Second, Defendant fails to establish ineffective assistance of counsel based on his lawyer not objecting to the gun possession enhancement in the Presentence Investigation Report. Defendant does not show either deficient performance or prejudice from his attorney's representation. Under the sentencing guidelines, a coconspirator's gun possession may be attributed to another member of the conspiracy. United States v. Thornton 306 F.3d 1355, 1358 (3d Cir. 2002) (citing U.S.S.G. §§ 1B1.3(a), 2D1.1(b)(1)); see also United States v. Smith, 215 F.3d 237, 240-41 (2d Cir. 2000). In Thornton, our Court of Appeals upheld the application of a coconspirator's gun possession to another conspirator's sentence. 306 F.3d at 1358. Therefore, Defendant's attorney did not have grounds to object to the gun possession enhancement in the Presentence Investigation Report.See Muniz v. United States, 360 F. Supp. 2d 574, 579 (S.D.N.Y. 2005). Moreover, since application of Defendant's coconspirator's gun possession was appropriate under the sentencing guidelines, Defendant was not prejudiced by his attorney's decision not to object to the Presentence Investigation Report. See id. Accordingly, Defendant's counsel was not ineffective.
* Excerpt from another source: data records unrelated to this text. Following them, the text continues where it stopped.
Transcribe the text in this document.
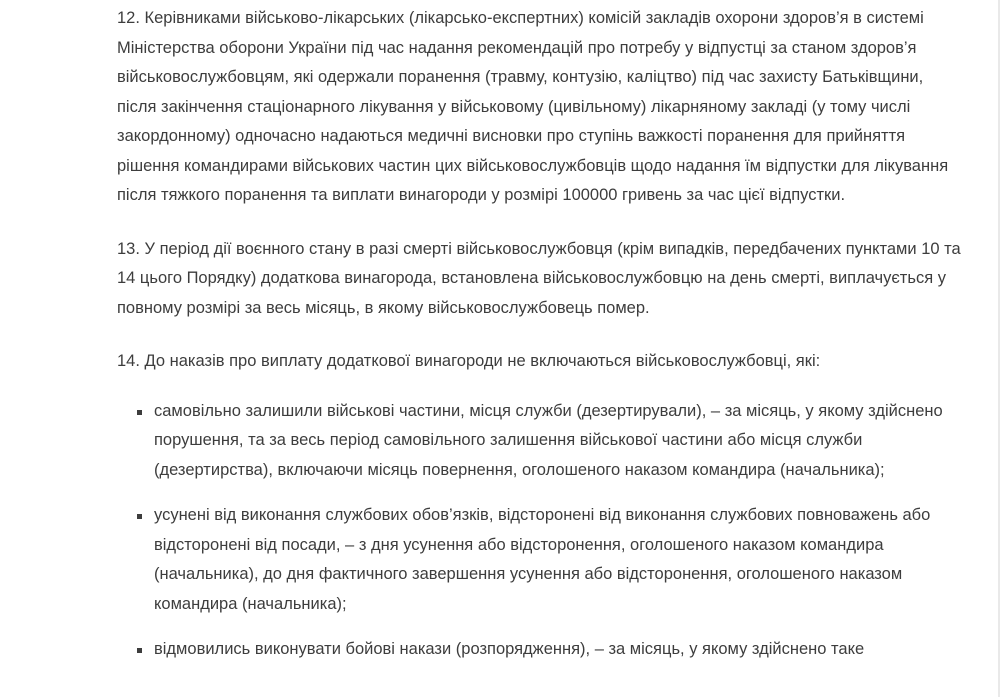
12. Керівниками військово-лікарських (лікарсько-експертних) комісій закладів охорони здоров’я в системі Міністерства оборони України під час надання рекомендацій про потребу у відпустці за станом здоров’я військовослужбовцям, які одержали поранення (травму, контузію, каліцтво) під час захисту Батьківщини, після закінчення стаціонарного лікування у військовому (цивільному) лікарняному закладі (у тому числі закордонному) одночасно надаються медичні висновки про ступінь важкості поранення для прийняття рішення командирами військових частин цих військовослужбовців щодо надання їм відпустки для лікування після тяжкого поранення та виплати винагороди у розмірі 100000 гривень за час цієї відпустки.

13. У період дії воєнного стану в разі смерті військовослужбовця (крім випадків, передбачених пунктами 10 та 14 цього Порядку) додаткова винагорода, встановлена військовослужбовцю на день смерті, виплачується у повному розмірі за весь місяць, в якому військовослужбовець помер.

14. До наказів про виплату додаткової винагороди не включаються військовослужбовці, які:

самовільно залишили військові частини, місця служби (дезертирували), – за місяць, у якому здійснено порушення, та за весь період самовільного залишення військової частини або місця служби (дезертирства), включаючи місяць повернення, оголошеного наказом командира (начальника);
усунені від виконання службових обов’язків, відсторонені від виконання службових повноважень або відсторонені від посади, – з дня усунення або відсторонення, оголошеного наказом командира (начальника), до дня фактичного завершення усунення або відсторонення, оголошеного наказом командира (начальника);
відмовились виконувати бойові накази (розпорядження), – за місяць, у якому здійснено таке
Defendant also argues his lawyer should have objected to the drug quantity and leader/organizer enhancement in the Presentence Investigation Report. (Def.'s Br. in Supp., Dkt. Entry 275 at 14.) This argument is groundless since Defendant agreed to the drug quantity and leader/organizer enhancement in his plea agreement. (Plea Agreement, Dkt. Entry 172, at 7; Tr. of Change of Plea, Dkt. Entry 176, at 12-13.)
III. CONCLUSION
Because at the time of Defendant's sentencing the Supreme Court had not yet decided in Booker that the sentencing guidelines are advisory, Defendant argues that his "Specific Offense" adjustment for a dangerous weapon was unconstitutional underApprendi. Defendant, however, fails to establish that he is entitled to relief on this claim. Nor has he shown ineffective assistance in his lawyer's failure to object to a weapons enhancement. Therefore, his motion to correct his sentence under 28 U.S.C. § 2255 will be denied without requiring a response from the government.
ORDER
NOW, THIS 9th DAY OF NOVEMBER, 2005, for the reasons set forth in the foregoing Memorandum, IT IS HEREBY ORDERED THAT:1. Defendant's Motion under 28 U.S.C. § 2255 (Dkt. Entry 274) and his related Motion to Show Cause (Dkt. Entry 282) are DENIED.
2. The Clerk of Court is directed to mark this matter and the related Civil Action (No. 3:CV-05-0718) CLOSED.
3. There is no basis for issuance of a certificate of appealability.